To be sure, it was nothing more than might have been expected of a man whose undergraduate work in English had aroused the reluctant wonder of more than one instructor. Nevertheless, the fact that he pulled stroke on the 'varsity crew had somewhat blinded other contemporaries to his more scholarly attainments. Nor had anyone thought it probable, because of his father's wealth, that Blair, in any event, would feel called upon to do much more than make a frolic of life. No one, indeed, had been more taken aback than had his father to find him, a year after graduation, drudging over the assistant editor's desk of a struggling magazine the payroll of which, to put it mildly, offered no financial inducements.

"It's good practice for me, though, - quickest way to learn," was all he vouchsafed when the older man remonstrated.
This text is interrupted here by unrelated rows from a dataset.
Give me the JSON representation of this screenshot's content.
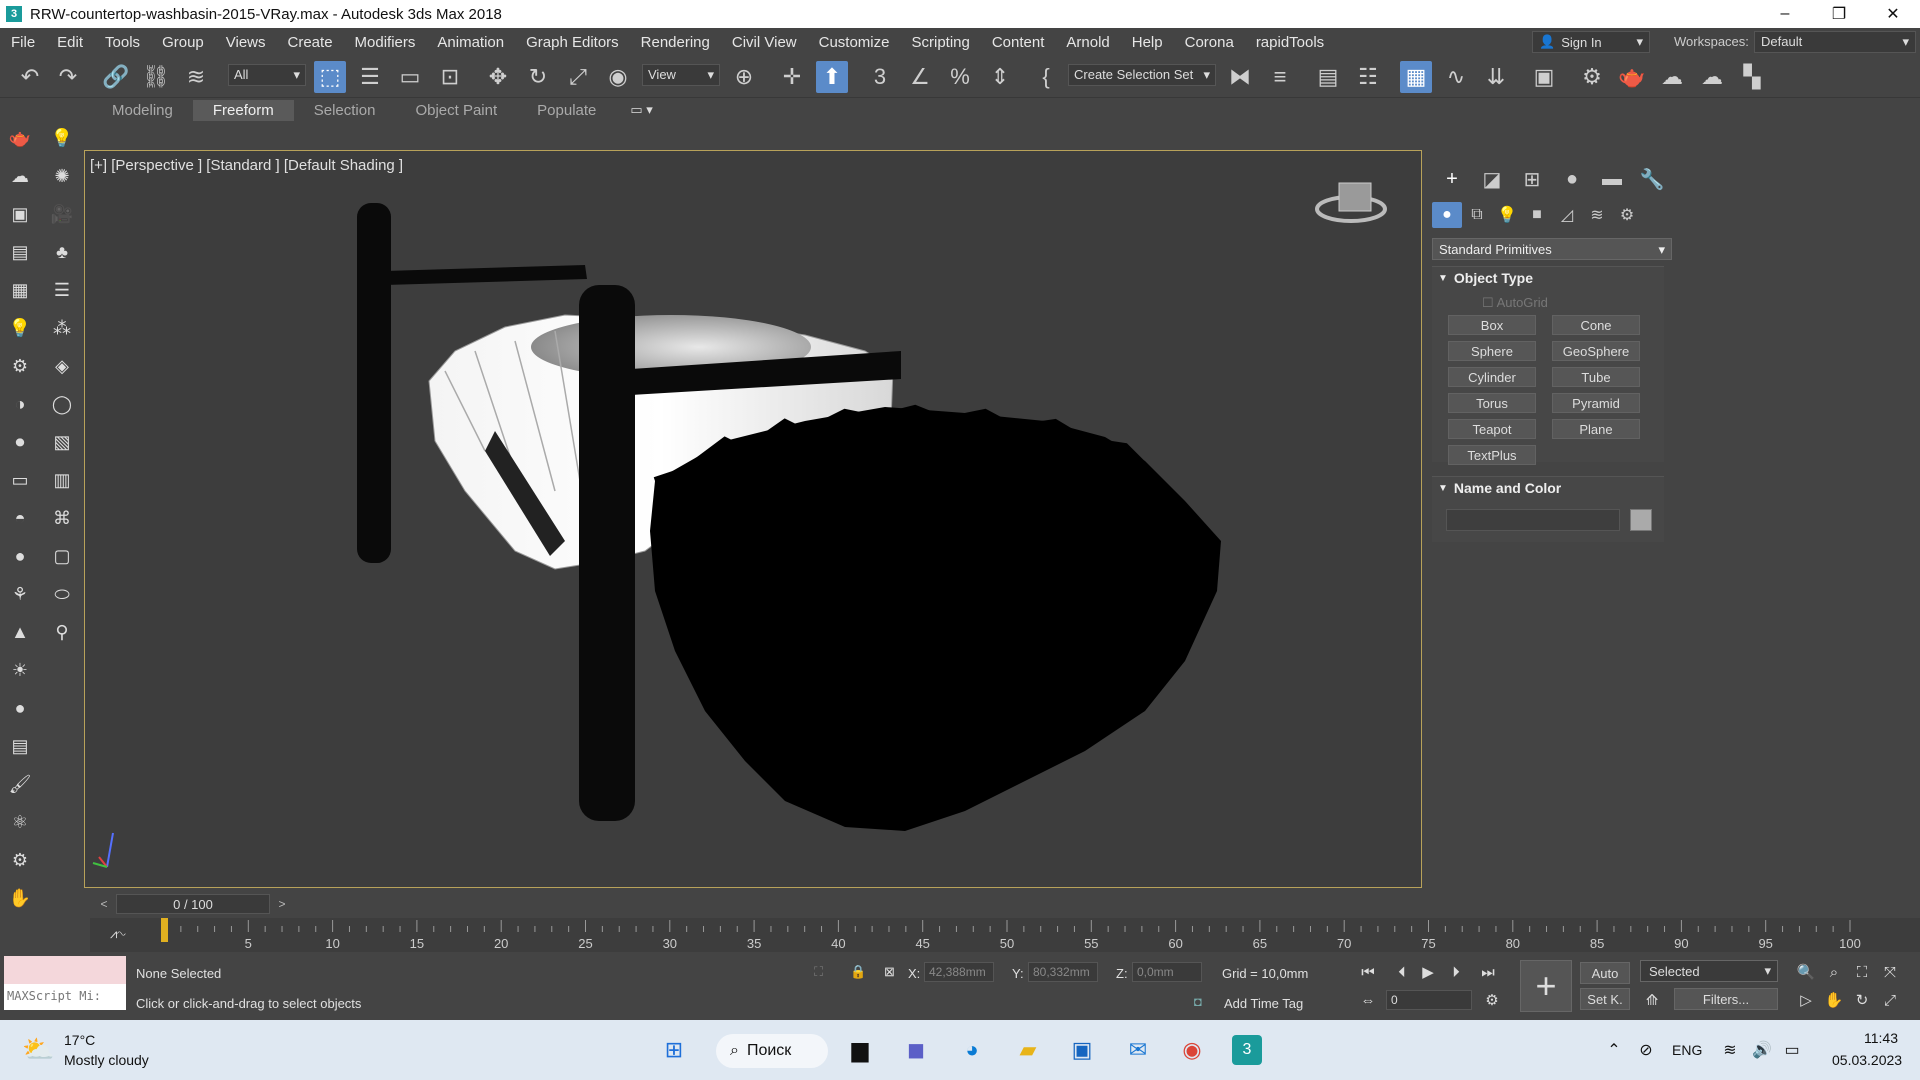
{
  "window": {
    "title": "RRW-countertop-washbasin-2015-VRay.max - Autodesk 3ds Max 2018",
    "app_icon": "3",
    "minimize": "–",
    "restore": "❐",
    "close": "✕"
  },
  "menu": [
    "File",
    "Edit",
    "Tools",
    "Group",
    "Views",
    "Create",
    "Modifiers",
    "Animation",
    "Graph Editors",
    "Rendering",
    "Civil View",
    "Customize",
    "Scripting",
    "Content",
    "Arnold",
    "Help",
    "Corona",
    "rapidTools"
  ],
  "account": {
    "signin": "Sign In",
    "workspaces_label": "Workspaces:",
    "workspace_value": "Default"
  },
  "toolbar": {
    "filter_value": "All",
    "refcoord_value": "View",
    "selection_set": "Create Selection Set"
  },
  "ribbon": {
    "tabs": [
      "Modeling",
      "Freeform",
      "Selection",
      "Object Paint",
      "Populate"
    ],
    "active": "Freeform"
  },
  "viewport": {
    "label": "[+] [Perspective ] [Standard ] [Default Shading ]",
    "border_color": "#b8a25a"
  },
  "command_panel": {
    "category": "Standard Primitives",
    "object_type_title": "Object Type",
    "autogrid": "AutoGrid",
    "buttons": [
      "Box",
      "Cone",
      "Sphere",
      "GeoSphere",
      "Cylinder",
      "Tube",
      "Torus",
      "Pyramid",
      "Teapot",
      "Plane",
      "TextPlus"
    ],
    "name_color_title": "Name and Color"
  },
  "timeline": {
    "frame": "0 / 100",
    "prev": "<",
    "next": ">",
    "ticks": [
      "5",
      "10",
      "15",
      "20",
      "25",
      "30",
      "35",
      "40",
      "45",
      "50",
      "55",
      "60",
      "65",
      "70",
      "75",
      "80",
      "85",
      "90",
      "95",
      "100"
    ]
  },
  "status": {
    "maxscript": "MAXScript Mi:",
    "selection": "None Selected",
    "prompt": "Click or click-and-drag to select objects",
    "x_label": "X:",
    "x_value": "42,388mm",
    "y_label": "Y:",
    "y_value": "80,332mm",
    "z_label": "Z:",
    "z_value": "0,0mm",
    "grid": "Grid = 10,0mm",
    "add_time_tag": "Add Time Tag",
    "auto": "Auto",
    "setk": "Set K.",
    "key_filter": "Selected",
    "filters": "Filters...",
    "frame_field": "0"
  },
  "taskbar": {
    "temp": "17°C",
    "weather": "Mostly cloudy",
    "search": "Поиск",
    "lang": "ENG",
    "time": "11:43",
    "date": "05.03.2023"
  }
}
Yet, had that same father, shrewd capitalist that he was, but taken the trouble to reason back from premises evident enough, he might have been the first to realize that this tall son of his, with the keen gray eyes and a face the strength of which was but increased by the high cheek bones and squarely molded chin, was scarcely the type of man to sit idly by enjoying the fruits of another's labor.

And now, after two years more of grinding apprenticeship, he had in mind something much bigger than the slender volume of verse, - an adventure into authorship more suited to his metal, - a story for which an intense personal sympathy would furnish fitting atmosphere, with the final spur to his ambition a letter from the Atlantic even at the moment stowed safely away in his pocket.

Some two hours later, after an unexpectedly excellent dinner in the luxurious dining room, he sauntered over to the hotel desk. There was no more than the faintest probability that a clerk of the St. Catherine would be able to tell him how to reach a secret cavern bower above the Bay of Moons; still, he had to enter an opening wedge somewhere. The one man on duty was for the moment occupied with another guest, and Blair, lighting his after-dinner cigar, prepared with leisurely patience to await his turn.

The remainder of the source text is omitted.